Financial Terms / gearing

# Understanding Financial Gearing

Gearing measures the extent to which a company's operations are funded by lenders, otherwise known as financial leverage.

## Formula

``Net Gearing Ratio = (Total Debt − Cash & Cash Equivalents) ÷ Total Equity``

## How do I calculate the gearing?

`It is important to understand how to calculate gearing in order to make informed financial decisions. Gearing is typically calculated using the debt-to-equity ratio, which is a general classification of a financial ratio. The debt ratio is also a gearing ratio. The net gearing ratio is calculated by netting long-term debt, short-term debt, and bank overdrafts and expressed as a percentage. The formula for calculating the net gearing ratio is `Net Gearing Ratio = (Total Debt − Cash & Cash Equivalents) ÷ Total Equity.` Generally, debt-to-equity ratios above 25% are considered low-risk. Programs such as Sourcetable can be used to calculate the gearing ratio.`

## What is Gearing?

`Gearing is a measure of financial leverage and is also known as leverage. It is measured by various leverage ratios and is important because it affects a company's creditworthiness.`

## What is the formula for calculating Gearing?

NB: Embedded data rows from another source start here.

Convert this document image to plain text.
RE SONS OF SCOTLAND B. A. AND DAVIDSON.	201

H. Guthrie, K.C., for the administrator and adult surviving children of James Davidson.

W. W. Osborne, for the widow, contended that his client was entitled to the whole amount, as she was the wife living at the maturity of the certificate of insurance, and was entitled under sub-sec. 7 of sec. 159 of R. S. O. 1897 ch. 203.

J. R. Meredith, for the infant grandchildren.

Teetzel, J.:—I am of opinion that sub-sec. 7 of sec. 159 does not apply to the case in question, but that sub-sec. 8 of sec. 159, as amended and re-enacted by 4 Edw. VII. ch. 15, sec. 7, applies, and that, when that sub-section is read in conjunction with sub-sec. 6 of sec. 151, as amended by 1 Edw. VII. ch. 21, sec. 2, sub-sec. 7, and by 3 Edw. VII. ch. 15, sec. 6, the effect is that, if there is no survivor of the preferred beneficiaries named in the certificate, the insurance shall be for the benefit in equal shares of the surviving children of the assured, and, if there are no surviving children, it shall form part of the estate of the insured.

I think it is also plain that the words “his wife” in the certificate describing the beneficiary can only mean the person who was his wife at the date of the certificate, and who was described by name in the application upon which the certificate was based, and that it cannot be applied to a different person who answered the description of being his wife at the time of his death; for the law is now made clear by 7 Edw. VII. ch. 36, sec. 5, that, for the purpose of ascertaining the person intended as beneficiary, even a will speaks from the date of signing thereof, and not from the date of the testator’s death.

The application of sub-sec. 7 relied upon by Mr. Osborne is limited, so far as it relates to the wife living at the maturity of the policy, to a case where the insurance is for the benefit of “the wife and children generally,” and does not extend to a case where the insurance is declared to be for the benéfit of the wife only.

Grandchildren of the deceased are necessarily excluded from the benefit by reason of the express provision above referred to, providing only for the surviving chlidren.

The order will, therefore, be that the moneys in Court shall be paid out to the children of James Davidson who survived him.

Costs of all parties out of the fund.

`The formula for calculating Gearing is: `Total Liabilities / Total Assets``

## What is the importance of Gearing?

`Gearing is important because it affects a company's creditworthiness. Lenders may consider a company's gearing ratio when deciding whether to provide credit.`

## Key Points

How do I calculate gearing?
`Net Gearing Ratio = (Total Debt − Cash & Cash Equivalents) ÷ Total Equity`
Net Gearing Ratio
The net gearing ratio is a measure of a company's financial leverage and is calculated by dividing total debt by total shareholders' equity.
Debt-to-Equity Ratio
The debt-to-equity ratio is used to measure how well a company is financing its operations and growth by comparing the total debt to total shareholders' equity.
Capital Gearing
Capital gearing is a measure of how much debt is being used to finance a company's assets and is calculated by dividing total debt by total assets.